What Drug Repurposing Means for the Future
The stories of ketoconazole and itraconazole reflect a broader shift in how medicine discovers new treatments. Drug repurposing is gaining traction not just because it saves time and money, but because modern computational tools can now screen thousands of existing drugs against new disease targets faster than ever before. For brain health specifically, the principle is worth watching.
Several existing medications are being evaluated for neuroprotective or anti-inflammatory properties that were never part of their original design. The Hedgehog signaling pathway that itraconazole inhibits, for instance, plays roles in neurodevelopment and neurodegeneration that researchers are only beginning to understand. Whether these antifungal drugs will eventually find formal approval for their off-label uses remains uncertain, but the pattern is clear. Medicine’s existing pharmacy shelves may hold more solutions than we have recognized, and the willingness to look at old drugs through new lenses is already changing patient care in endocrinology, oncology, and dermatology.
Conclusion
Ketoconazole and itraconazole are two antifungal medications whose stories have expanded well beyond their original purpose. Ketoconazole’s ability to suppress cortisol production has made it a recognized treatment for Cushing’s syndrome, approved in Europe and recommended off-label in the United States, with approximately 60 percent of patients achieving cortisol control. Itraconazole’s inhibition of angiogenesis and the Hedgehog signaling pathway has opened doors in cancer research, dermatology, and pulmonary medicine, though most of these applications remain investigational.
For patients and caregivers navigating complex health conditions, the key takeaway is that these drugs have genuine clinical value beyond their antifungal label, but they also carry significant risks, particularly hepatotoxicity and drug interactions. Off-label use should always be guided by a physician who understands the full medication picture, and no one should self-prescribe these drugs based on research headlines alone. The science is real, but so are the side effects.
Frequently Asked Questions
Is ketoconazole FDA-approved for Cushing’s syndrome?
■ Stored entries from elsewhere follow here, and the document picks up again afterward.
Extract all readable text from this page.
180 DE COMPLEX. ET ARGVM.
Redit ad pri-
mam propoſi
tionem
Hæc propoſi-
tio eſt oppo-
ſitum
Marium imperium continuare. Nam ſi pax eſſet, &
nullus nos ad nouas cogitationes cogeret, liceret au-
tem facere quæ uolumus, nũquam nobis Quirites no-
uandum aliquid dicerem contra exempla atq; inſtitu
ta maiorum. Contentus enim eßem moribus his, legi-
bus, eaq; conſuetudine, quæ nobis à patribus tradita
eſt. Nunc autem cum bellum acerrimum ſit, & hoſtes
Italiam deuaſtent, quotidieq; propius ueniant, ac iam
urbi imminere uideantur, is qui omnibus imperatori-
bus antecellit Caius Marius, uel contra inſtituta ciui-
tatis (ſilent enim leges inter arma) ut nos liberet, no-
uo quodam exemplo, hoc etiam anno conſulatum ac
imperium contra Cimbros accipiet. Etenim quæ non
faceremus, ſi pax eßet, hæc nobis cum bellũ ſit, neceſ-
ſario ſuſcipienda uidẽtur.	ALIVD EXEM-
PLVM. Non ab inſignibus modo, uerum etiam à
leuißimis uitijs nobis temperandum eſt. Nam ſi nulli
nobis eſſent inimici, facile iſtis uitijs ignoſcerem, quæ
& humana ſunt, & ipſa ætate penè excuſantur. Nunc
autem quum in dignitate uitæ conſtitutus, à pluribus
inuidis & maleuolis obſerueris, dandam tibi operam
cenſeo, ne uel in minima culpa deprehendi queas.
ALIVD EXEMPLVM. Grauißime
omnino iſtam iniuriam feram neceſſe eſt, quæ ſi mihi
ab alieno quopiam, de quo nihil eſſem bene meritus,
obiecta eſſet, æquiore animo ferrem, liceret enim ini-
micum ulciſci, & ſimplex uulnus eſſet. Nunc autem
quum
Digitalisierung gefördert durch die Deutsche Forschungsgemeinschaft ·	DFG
No. Ketoconazole is approved in Europe for Cushing’s syndrome but is used off-label in the United States, where it is recommended as a second-line treatment after transsphenoidal surgery.
Can itraconazole cure cancer?
No. Clinical trials have suggested benefits in several cancer types including prostate cancer, basal cell carcinoma, non-small cell lung cancer, and melanoma, but itraconazole has not received regulatory approval for any cancer indication. It remains investigational for oncology use.
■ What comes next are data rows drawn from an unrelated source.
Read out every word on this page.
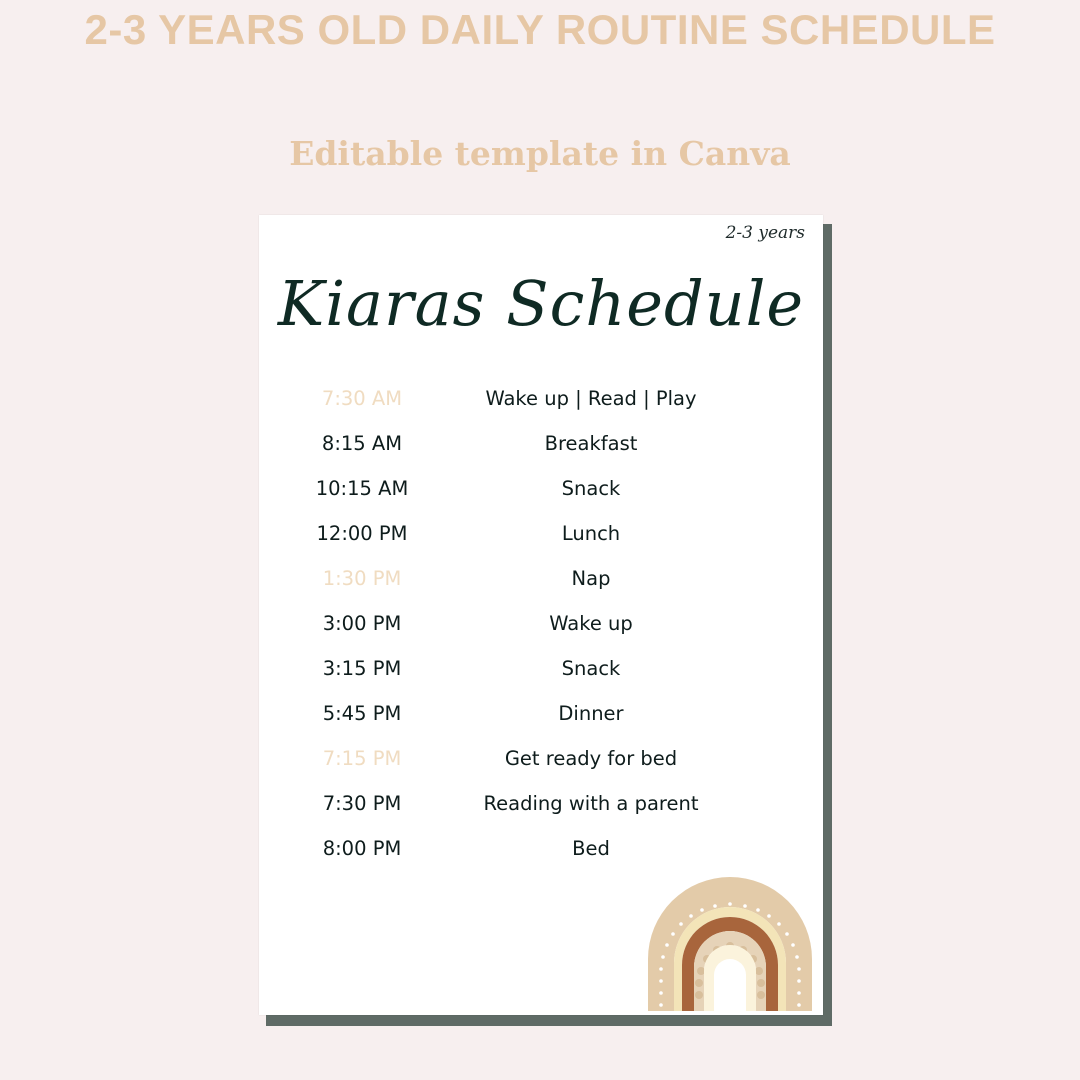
2-3 YEARS OLD DAILY ROUTINE SCHEDULE
Editable template in Canva
2-3 years
Kiaras Schedule
7:30 AM	Wake up | Read | Play
8:15 AM	Breakfast
10:15 AM	Snack
12:00 PM	Lunch
1:30 PM	Nap
3:00 PM	Wake up
3:15 PM	Snack
5:45 PM	Dinner
7:15 PM	Get ready for bed
7:30 PM	Reading with a parent
8:00 PM	Bed
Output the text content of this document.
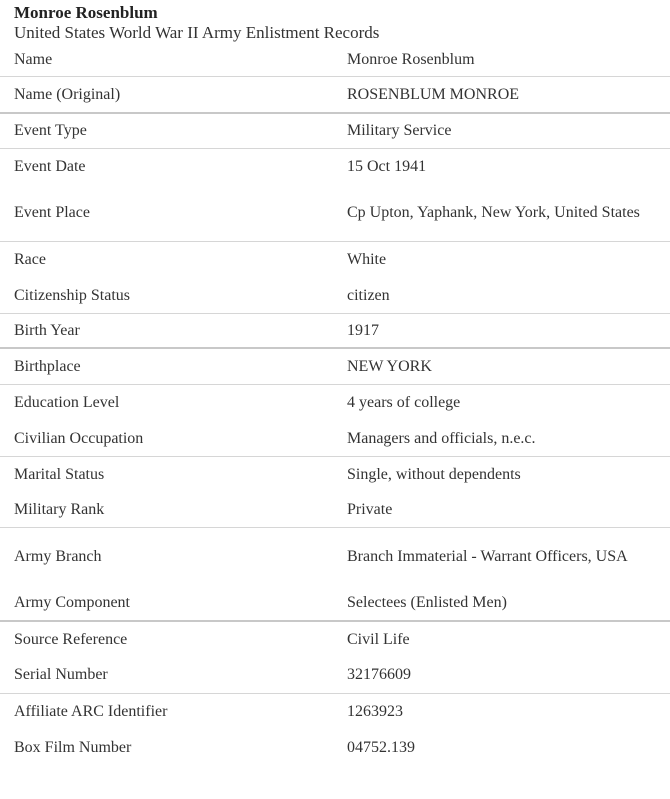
Monroe Rosenblum
United States World War II Army Enlistment Records
Name	Monroe Rosenblum
Name (Original)	ROSENBLUM MONROE
Event Type	Military Service
Event Date	15 Oct 1941
Event Place	Cp Upton, Yaphank, New York, United States
Race	White
Citizenship Status	citizen
Birth Year	1917
Birthplace	NEW YORK
Education Level	4 years of college
Civilian Occupation	Managers and officials, n.e.c.
Marital Status	Single, without dependents
Military Rank	Private
Army Branch	Branch Immaterial - Warrant Officers, USA
Army Component	Selectees (Enlisted Men)
Source Reference	Civil Life
Serial Number	32176609
Affiliate ARC Identifier	1263923
Box Film Number	04752.139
What is the success rate of ketoconazole for controlling cortisol in Cushing’s syndrome?
Approximately 60 percent of patients achieve cortisol control, with response rates ranging from 45 to 88 percent across key clinical studies.
Are there serious risks associated with using ketoconazole off-label?
Yes. Hepatotoxicity is the primary concern, requiring regular liver function monitoring. Ketoconazole is also a potent CYP3A4 inhibitor, meaning it can significantly increase blood levels of many other medications and create dangerous drug interactions.
What cancers has itraconazole been studied for?
Clinical benefits have been suggested for prostate cancer, basal cell carcinoma, non-small cell lung cancer, ovarian cancer, triple-negative breast cancer, pancreatic cancer, biliary tract cancer, and melanoma. A January 2025 study in Frontiers in Pharmacology specifically demonstrated itraconazole’s ability to promote melanoma cell death.
Is ketoconazole shampoo effective for hair loss?
Ketoconazole shampoo is used off-label for androgenic alopecia, typically in combination with an oral 5α-reductase inhibitor. It may help reduce scalp inflammation, though it is considered a supplemental treatment rather than a primary therapy.